All components of civil society, including trade unions and syndicates, journalists, development workers, academics and human rights defenders, can contribute to shaping and monitoring policies that are of concern to all. They are living their concerns from day to day, and they are best placed to monitor realities on the ground, suggest solutions, generate innovative initiatives, and constructively participate in the discussion and implementation of solutions. They must be consulted and included in policy decisions, particularly when a state is undergoing major transformational or transitional processes.

For such partnership to be effective, civil society organizations must be able to carry out their activities in an open, safe, and secure environment, without fear of retribution, or curtailment of their activities. Civil society actors must be able to enjoy the freedom to speak freely or to associate with one another in common purpose. And they must not be penalized for criticizing or questioning state policies and processes.

While these freedoms are not absolute and must be exercised in accordance with the law, restrictions must be exceptional and necessary for the protection of society as a whole. States must find an appropriate balance between this duty to protect, and the responsibility to guarantee freedoms.

Collaboration with civil society is not a sign of weakness.
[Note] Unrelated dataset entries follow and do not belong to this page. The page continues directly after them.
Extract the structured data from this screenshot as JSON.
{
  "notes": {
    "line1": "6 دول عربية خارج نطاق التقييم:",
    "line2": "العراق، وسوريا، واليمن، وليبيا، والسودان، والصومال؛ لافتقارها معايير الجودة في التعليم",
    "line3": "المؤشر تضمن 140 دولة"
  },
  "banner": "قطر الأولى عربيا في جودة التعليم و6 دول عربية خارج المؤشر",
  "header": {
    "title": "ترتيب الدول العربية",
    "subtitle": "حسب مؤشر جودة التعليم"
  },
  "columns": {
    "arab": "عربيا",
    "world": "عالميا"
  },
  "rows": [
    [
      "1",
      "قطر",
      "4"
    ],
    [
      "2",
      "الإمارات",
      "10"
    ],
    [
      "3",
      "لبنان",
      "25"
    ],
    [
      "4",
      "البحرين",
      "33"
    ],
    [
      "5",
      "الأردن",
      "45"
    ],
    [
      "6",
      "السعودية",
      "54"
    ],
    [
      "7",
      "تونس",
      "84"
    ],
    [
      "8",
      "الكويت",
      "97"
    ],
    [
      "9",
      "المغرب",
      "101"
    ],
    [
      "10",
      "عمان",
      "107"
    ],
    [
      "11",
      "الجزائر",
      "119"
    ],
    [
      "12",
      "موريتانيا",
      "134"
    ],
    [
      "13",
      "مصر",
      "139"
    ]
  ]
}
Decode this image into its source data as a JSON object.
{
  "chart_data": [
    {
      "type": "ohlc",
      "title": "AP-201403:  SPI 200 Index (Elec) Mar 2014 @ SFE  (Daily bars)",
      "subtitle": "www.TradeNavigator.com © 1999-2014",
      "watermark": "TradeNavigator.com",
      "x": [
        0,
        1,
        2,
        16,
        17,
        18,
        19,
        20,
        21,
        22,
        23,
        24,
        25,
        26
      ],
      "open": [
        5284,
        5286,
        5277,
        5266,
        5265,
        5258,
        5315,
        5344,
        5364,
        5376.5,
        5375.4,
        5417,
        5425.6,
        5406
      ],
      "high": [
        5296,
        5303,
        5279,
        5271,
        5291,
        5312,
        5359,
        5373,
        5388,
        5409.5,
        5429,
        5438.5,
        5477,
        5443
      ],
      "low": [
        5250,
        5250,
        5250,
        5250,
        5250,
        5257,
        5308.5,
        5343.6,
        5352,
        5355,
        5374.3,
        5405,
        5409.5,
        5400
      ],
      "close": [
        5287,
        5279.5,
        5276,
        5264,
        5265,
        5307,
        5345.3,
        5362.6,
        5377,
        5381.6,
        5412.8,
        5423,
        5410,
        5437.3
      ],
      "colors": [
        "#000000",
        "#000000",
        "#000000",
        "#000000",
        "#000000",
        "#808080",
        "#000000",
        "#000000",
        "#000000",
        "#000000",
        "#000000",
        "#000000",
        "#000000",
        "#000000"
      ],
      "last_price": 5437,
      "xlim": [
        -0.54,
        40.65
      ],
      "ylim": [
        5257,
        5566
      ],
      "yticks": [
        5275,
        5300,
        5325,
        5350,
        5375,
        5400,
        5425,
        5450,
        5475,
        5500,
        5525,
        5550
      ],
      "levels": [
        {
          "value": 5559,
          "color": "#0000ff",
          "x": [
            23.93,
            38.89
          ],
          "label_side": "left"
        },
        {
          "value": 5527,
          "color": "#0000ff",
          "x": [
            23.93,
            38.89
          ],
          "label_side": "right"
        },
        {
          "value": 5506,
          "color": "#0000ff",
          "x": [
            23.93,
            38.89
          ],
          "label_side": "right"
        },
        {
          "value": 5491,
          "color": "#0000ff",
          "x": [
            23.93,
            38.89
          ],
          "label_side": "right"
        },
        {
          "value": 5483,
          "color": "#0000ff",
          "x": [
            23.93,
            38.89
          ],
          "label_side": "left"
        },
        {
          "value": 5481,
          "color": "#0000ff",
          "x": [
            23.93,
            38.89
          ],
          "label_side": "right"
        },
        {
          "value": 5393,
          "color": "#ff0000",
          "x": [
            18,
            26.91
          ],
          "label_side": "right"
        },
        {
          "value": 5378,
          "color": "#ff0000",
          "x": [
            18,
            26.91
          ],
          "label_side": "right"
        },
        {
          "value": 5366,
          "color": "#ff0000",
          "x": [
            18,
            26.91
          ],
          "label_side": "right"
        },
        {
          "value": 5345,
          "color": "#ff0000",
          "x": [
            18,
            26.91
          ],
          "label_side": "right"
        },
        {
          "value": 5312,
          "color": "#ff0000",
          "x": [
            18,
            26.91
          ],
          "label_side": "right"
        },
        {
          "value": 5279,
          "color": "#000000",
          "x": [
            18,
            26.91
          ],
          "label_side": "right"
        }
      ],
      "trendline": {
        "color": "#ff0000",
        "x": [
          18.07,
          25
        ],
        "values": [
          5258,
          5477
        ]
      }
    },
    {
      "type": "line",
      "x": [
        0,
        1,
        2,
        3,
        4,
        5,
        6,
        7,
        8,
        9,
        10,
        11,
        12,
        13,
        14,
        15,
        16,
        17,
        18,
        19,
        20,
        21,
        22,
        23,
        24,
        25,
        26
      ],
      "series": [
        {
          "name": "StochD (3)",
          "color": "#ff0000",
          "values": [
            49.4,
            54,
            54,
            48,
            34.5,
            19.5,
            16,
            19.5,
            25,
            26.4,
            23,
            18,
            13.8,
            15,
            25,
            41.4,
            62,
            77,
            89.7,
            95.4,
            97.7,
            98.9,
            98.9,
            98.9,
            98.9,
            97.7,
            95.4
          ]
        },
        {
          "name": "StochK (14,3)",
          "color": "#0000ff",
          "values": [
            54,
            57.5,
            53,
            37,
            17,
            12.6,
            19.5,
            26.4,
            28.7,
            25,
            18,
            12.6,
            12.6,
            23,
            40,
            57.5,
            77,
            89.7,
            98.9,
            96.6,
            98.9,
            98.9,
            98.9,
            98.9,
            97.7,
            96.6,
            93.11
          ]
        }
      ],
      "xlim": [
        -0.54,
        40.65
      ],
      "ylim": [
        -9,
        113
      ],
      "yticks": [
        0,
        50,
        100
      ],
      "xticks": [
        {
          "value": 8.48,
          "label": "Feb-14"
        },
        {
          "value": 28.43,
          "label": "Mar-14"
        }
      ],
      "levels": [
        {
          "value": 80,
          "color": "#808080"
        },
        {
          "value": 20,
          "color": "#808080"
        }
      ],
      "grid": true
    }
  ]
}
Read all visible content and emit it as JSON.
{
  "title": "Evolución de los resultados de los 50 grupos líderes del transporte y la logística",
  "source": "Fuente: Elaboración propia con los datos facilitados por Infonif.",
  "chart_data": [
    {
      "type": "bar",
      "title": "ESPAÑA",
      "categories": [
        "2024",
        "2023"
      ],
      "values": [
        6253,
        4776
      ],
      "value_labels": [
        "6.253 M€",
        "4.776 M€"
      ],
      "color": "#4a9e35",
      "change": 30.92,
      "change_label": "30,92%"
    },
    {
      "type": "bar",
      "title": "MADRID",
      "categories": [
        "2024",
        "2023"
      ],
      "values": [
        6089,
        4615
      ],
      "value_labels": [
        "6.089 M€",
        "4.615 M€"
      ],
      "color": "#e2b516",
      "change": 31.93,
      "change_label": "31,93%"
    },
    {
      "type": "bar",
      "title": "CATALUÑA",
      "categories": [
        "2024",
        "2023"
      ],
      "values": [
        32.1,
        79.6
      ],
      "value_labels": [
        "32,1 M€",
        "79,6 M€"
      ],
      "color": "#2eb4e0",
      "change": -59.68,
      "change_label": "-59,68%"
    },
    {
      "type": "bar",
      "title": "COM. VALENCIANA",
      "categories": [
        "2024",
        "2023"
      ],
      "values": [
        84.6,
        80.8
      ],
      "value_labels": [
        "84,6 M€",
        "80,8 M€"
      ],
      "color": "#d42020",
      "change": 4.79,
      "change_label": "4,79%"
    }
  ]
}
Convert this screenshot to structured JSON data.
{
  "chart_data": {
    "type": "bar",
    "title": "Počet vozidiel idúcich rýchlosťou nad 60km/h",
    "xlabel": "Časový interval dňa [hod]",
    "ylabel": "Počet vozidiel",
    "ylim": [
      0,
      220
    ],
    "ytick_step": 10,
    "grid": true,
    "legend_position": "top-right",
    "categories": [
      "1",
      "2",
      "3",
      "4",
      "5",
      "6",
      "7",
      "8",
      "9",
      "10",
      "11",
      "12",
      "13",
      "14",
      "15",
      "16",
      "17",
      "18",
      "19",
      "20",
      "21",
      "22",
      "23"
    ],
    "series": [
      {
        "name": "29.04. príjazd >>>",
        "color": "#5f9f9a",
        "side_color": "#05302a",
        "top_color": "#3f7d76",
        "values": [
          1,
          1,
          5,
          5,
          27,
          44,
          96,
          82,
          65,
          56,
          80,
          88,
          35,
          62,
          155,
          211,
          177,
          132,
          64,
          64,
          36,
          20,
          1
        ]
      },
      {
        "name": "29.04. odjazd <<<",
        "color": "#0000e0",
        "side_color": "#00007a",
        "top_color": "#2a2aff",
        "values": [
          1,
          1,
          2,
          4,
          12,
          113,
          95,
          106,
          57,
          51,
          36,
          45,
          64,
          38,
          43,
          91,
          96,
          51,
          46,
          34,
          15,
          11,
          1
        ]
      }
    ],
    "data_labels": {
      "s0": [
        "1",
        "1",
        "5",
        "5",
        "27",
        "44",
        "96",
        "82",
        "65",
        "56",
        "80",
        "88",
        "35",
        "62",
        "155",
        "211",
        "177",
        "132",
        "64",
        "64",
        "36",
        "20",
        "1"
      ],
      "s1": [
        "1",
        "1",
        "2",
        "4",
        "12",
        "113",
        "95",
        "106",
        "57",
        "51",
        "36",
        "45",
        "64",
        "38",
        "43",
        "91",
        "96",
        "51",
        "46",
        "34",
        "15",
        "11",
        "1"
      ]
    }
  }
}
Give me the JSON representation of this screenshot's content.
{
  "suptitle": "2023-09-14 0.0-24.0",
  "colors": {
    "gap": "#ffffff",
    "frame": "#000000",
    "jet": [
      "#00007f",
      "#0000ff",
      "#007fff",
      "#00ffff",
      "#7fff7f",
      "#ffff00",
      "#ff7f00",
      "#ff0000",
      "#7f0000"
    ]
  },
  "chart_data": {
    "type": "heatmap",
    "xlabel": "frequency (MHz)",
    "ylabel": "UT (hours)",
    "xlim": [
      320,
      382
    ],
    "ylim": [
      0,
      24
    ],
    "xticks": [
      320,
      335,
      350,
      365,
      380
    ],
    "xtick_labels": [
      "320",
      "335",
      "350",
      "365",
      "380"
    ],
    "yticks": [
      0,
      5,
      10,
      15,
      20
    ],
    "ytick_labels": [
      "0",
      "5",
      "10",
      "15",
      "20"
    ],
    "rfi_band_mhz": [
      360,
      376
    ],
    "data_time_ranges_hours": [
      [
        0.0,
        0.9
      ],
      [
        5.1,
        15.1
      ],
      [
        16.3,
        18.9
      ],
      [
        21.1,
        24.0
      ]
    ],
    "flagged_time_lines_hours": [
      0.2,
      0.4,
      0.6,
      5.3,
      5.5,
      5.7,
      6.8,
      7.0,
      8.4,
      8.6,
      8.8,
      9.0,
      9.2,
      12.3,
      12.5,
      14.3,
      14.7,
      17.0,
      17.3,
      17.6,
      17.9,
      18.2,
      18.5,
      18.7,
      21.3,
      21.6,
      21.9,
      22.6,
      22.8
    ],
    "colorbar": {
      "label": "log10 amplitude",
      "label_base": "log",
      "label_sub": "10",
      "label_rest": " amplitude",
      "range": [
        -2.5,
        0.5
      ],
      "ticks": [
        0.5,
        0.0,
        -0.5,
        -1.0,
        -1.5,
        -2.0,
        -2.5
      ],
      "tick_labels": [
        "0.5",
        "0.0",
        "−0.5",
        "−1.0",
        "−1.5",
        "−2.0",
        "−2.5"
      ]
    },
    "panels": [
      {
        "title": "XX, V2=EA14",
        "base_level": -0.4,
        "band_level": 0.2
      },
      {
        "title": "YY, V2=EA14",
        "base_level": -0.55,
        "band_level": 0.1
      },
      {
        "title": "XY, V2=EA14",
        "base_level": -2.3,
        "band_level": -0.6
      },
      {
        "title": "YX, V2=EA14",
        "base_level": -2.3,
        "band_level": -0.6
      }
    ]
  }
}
It is the way to build a better, more inclusive, society.

This is what this conference is all about. We in the United Nations Human Rights Office stand ready, together with our ILO partners, to facilitate a dialogue between governments and civil societies based on a common denominator – international human rights standards, which apply to all.

Countries represented here today are States Party to most of the core international human rights treaties, and to the Arab Charter on Human Rights. The human rights standards developed by the community of States in those treaties provide us with the necessary guidelines that define freedoms of expression, association and peaceful assembly. They define the allowable restrictions and the scope of interpretation that can help find the needed balance.

We hope that this Conference will prove to be a lively forum for a frank discussion, and that this may be a concrete step in developing a framework for cooperation between government and civil society in the common endeavor to advance the three rights that are the subject of this Conference.

We are aware of course that it is only a starting point, and I am pleased to offer the assistance and expertise of our offices, here in the Middle East and in Geneva, in future programmes and activities. I should like to take this opportunity to thank each and every one of you for accepting our invitation to participate in the discussions and for your willingness to dedicate your expertise to make the event a success.

Thank you for the opportunity to introduce this important event, and I wish you a most successful and fruitful discussion in the next two days.